Pour mémoire, le "paquet sur la transparence fiscale" adopté le 18 mars 2015 par la Commission s’inscrit dans le cadre du programme de travail adopté par la nouveau collège des commissaires en décembre 2014 qui prévoit de développer "une approche fiscale plus équitable" dans l’UE, conformément aux orientations politiques de son président, Jean-Claude Juncker.
Il s’inscrit par ailleurs plus largement dans le contexte des quatre enquêtes approfondies ouvertes dès juin 2014 par la Commission sur la compatibilité de certaines pratiques fiscales – notamment les "rulings" – en vigueur dans certains États membres dans le cadre de la planification fiscale agressive pratiquée par les multinationales avec les règles de l'UE en matière d’aides d’État. Sont visés le Luxembourg, dans le cas duquel la Commission se penche sur les rulings conclus à l’égard de Fiat Finance and Trade et d’Amazon, tandis qu’elle examine des accords similaires en Irlande (visant Apple) et aux Pays-Bas (vis-à-vis de Starbucks).

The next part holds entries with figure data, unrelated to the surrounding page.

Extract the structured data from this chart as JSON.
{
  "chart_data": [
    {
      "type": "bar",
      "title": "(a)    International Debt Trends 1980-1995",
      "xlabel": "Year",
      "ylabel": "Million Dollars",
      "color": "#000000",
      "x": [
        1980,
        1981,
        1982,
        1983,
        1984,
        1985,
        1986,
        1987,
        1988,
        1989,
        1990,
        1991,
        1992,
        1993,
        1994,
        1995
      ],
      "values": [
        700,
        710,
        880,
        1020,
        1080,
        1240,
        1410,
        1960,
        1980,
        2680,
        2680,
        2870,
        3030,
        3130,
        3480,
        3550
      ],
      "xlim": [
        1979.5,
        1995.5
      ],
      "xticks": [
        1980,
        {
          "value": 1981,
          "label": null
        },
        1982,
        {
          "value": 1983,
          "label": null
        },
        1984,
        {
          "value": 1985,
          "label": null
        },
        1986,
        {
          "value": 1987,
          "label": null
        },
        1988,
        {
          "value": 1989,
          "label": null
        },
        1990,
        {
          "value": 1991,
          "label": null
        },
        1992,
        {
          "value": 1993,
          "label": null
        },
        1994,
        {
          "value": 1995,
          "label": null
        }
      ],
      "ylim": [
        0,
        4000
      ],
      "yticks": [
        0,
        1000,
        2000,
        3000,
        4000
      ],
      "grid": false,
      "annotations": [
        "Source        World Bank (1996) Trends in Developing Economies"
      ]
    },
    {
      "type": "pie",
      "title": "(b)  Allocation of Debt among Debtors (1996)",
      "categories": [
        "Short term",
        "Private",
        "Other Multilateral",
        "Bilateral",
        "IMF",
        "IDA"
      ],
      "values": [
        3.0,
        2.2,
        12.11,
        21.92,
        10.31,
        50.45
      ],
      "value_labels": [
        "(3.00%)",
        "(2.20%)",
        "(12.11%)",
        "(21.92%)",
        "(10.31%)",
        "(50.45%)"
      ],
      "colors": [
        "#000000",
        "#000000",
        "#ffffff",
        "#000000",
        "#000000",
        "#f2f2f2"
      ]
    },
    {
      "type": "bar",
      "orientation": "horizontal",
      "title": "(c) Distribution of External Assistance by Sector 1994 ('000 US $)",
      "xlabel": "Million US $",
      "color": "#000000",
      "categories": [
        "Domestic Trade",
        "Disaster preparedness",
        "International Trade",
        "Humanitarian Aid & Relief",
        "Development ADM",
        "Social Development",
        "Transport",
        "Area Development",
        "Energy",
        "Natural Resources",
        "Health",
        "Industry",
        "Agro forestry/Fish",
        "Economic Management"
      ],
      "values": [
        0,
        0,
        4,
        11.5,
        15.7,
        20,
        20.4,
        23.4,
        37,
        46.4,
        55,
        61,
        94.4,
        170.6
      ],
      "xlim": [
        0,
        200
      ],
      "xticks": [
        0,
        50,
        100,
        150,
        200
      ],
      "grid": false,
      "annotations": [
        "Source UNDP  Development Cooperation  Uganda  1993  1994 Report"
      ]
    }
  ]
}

Enfin, la proposition fait également suite aux révélations dites "Luxleaks" par un consortium international de journalistes d’investigation en novembre 2014. Cette enquête avait alors mis le Luxembourg en cause comme un moteur d’évasion fiscale pour de grandes multinationales (à cause des "tax rulings" accordés par l’administration), mais surtout, elle avait mis en lumière la manière dont certaines entreprises exploitaient la concurrence fiscale entre les pays de l'UE pour réduire drastiquement leur contribution à l’impôt, parfois sous la barre de 1 % de leurs bénéfices.